Dr Simon Standing and Dr Kayla Parker, 24 February 2021
Contemporary British Housing – Dr Simon Standing
Architecture and urban development continue to hold a major fascination for me. In a new photographic series, which I'm referring to as Contemporary British Housing, I explore a fascination with the way in which a particular form of housing development has been appearing in the British landscape. A number of major developments have emerged in the late 20/early 21 century that draw on periods of architectural history and new planning and construction ideologies such as the New Urbanism movement. Within these developments there is a sense of accelerated place-making that I find fascinating, and at the heart of which are individual homes built in a variety of architectural styles from across the centuries, arriving in a matter of months.
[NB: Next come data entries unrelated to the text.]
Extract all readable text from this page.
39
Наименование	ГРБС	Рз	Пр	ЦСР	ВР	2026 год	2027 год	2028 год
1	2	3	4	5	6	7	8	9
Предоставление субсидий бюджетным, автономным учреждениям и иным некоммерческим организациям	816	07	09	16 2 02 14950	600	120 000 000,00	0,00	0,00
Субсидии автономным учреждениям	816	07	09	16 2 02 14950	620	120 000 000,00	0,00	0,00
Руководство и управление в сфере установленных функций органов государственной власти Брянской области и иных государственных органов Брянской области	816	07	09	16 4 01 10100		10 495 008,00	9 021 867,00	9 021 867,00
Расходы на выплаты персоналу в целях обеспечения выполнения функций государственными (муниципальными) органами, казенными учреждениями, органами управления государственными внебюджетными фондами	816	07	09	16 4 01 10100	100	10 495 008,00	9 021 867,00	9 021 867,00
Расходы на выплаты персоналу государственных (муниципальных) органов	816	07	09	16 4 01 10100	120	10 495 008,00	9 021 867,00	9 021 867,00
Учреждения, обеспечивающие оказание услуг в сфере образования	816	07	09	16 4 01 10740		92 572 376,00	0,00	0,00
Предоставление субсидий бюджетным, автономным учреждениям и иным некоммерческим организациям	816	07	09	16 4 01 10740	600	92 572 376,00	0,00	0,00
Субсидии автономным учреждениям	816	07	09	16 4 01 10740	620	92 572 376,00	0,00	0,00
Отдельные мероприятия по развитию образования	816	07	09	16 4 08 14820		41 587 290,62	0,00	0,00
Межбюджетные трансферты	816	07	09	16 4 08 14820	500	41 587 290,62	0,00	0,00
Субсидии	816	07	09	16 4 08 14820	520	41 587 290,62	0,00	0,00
Surveying the Laira – Dr Kayla Parker
A presentation by artist filmmaker, Kayla Parker, about her recent explorations with filmmaker and sound artist Stuart Moore, on foot and by kayak, of the Laira, the upper tidal estuary of the River Plym, on the south west coast of Britain.
Over the centuries, discharges from the tin mining and china clay works on nearby Dartmoor to the north have silted up the estuarine channel so it is now only navigable by small boats at high tide. From the early part of the 19th century, successive reclamation projects have reduced the width of the Laira, with embankments along the east and west sides of the estuary shore removing the large tidal creeks at Lipson Lake, Tothill Bay and Chelson Creek, and the more recent creation of Blagdon’s Meadow, designated a Country Wildlife Site.
Parker and Moore have been making work in the area around the Laira’s southern shoreline since 2004, using 16mm and 35mm film and digital technologies, and will reflect on the precarity of this zone of land, whose existence and habitats are threatened by encroaching tidal waters and the impacts of increased human activity.